Everyone heard tips from the gym or the workplace about how to stay in shape or which diets are best for losing weight fast, but are they all true? Julie Bender, a dietician from the Baylor University Medical Center in Dallas, and Phil Tyne from Baylor Tom Landry Health and Wellness Center talked about some of the popular myths.
Some people say that belly fat can be removed with crunches. That`s not true because you can`t pick the area where you want to burn fat. To burn fats you may follow a workout program that includes elements from strength training or cardiovascular training and so, you may decrease overall body fat content, says Tyne.
The fact that it`s essential to stretch before exercising is false. Studies showed that stretching may increase the susceptibility of the muscle to injury because the muscle fibers become destabilized and less prepared for exercise. It`s good to warm-up before running, but try to stretch after the workout if you`re lifting weights, says Tyne.
Even if you`re having a morning workout, you may have a small meal with one to three hours before exercising. You may choose whole wheat toast, yogurt, or fruits because they provide energy for your muscles and helps you work efficiently, according to Bender.
Women become bulky because of lifting weights. That`s false because most women don`t produce enough testosterone to become bulky and if you`re getting bigger, you should use less weight, says Tyne.

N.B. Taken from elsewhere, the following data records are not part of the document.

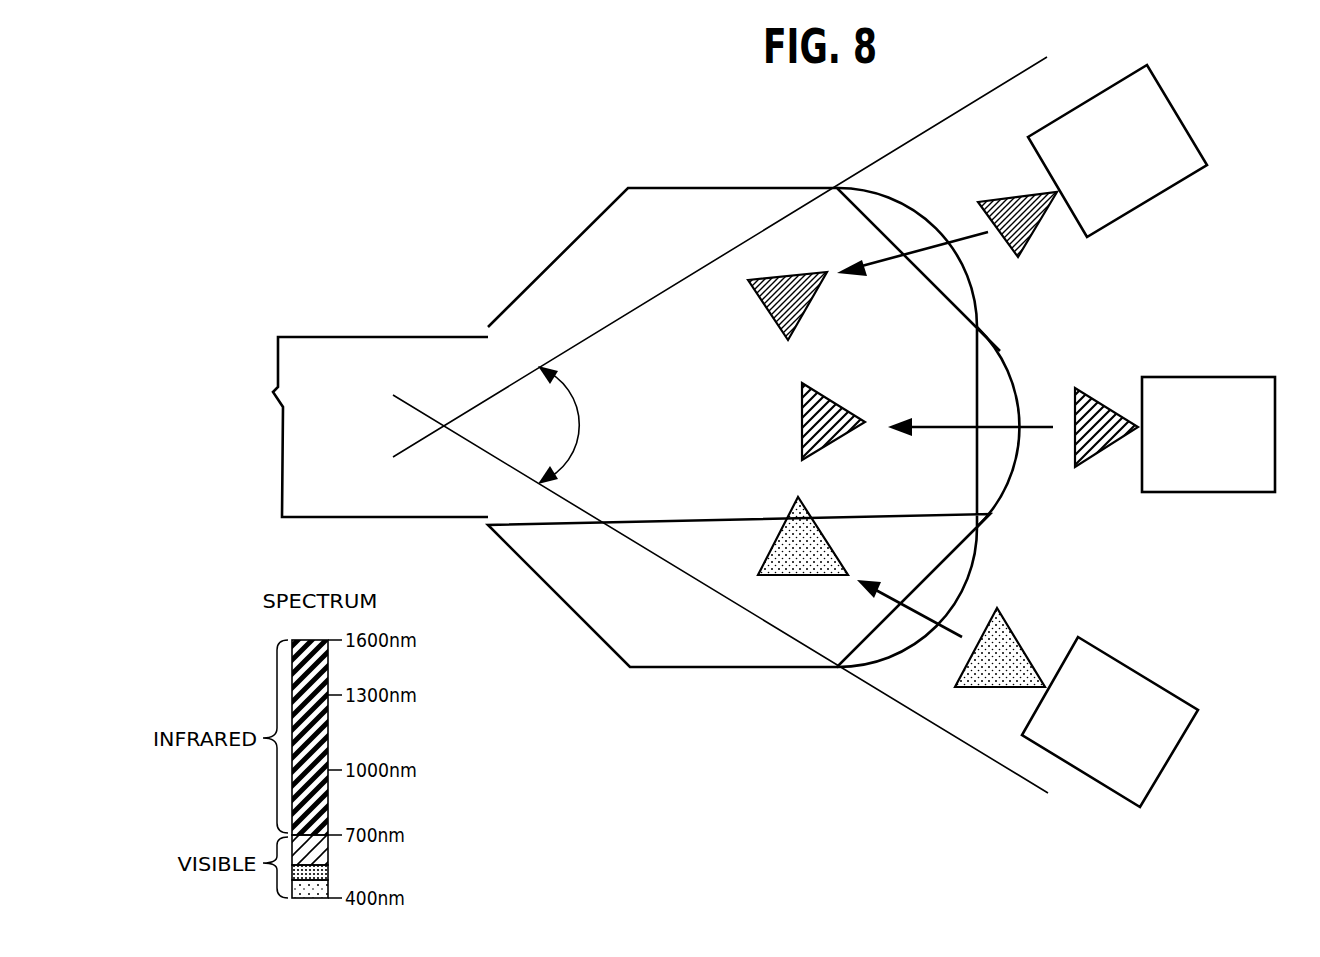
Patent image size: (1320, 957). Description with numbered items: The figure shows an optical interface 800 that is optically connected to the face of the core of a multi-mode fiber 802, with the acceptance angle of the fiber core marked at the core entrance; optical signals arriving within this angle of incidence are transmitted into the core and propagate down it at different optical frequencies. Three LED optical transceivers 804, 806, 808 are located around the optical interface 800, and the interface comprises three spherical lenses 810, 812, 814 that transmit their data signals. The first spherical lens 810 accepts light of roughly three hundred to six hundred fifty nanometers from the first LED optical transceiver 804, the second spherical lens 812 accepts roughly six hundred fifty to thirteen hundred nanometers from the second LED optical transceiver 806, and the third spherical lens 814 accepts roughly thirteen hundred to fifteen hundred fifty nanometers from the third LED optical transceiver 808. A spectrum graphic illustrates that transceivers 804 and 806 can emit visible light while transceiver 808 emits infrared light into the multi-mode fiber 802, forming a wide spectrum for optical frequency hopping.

The optical interface 800 is at (643, 98).
The multi-mode fiber 802 is at (377, 336).
The first LED optical transceiver 804 is at (1132, 665).
The second LED optical transceiver 806 is at (1248, 492).
The third LED optical transceiver 808 is at (1108, 87).
The first spherical lens 810 is at (982, 588).
The second spherical lens 812 is at (1025, 492).
The third spherical lens 814 is at (920, 201).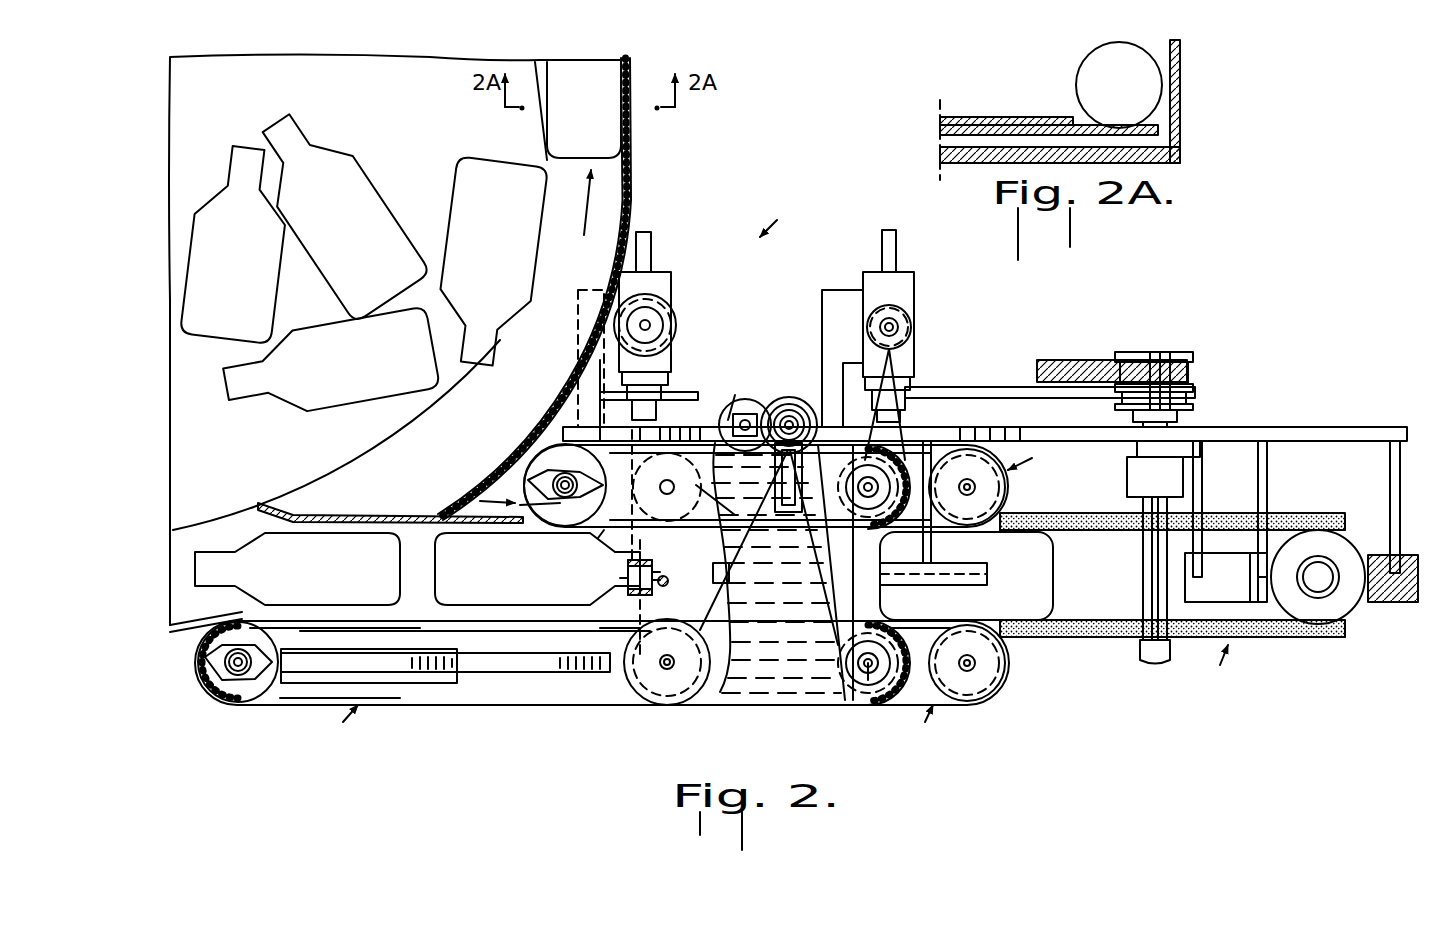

The myth that fats are bad isn`t completely true. Small amounts of “good” fats may help you feel full and therefore eat less. The “good” fats are those from avocado, fish, or nuts. Some may be helpful for disease prevention, according to Bender.
Calorie restriction is a good way to lose weight. That`s false. Both calorie restriction and practice help you lose weight and maintain metabolism. Drastic measures like radically reducing the daily calorie intake may slow metabolism and provide only temporary results, says Bender.
You may eat healthy foods as much as you want. That`s false. You should limit the calorie intake and portion size no matter if you`re having a healthy food or not, says Bender.
Another myth says that fats are turned into muscles by exercise. Since muscle tissues and fats are made up of different types of cells, “fat will never turn into muscle” says Tyne.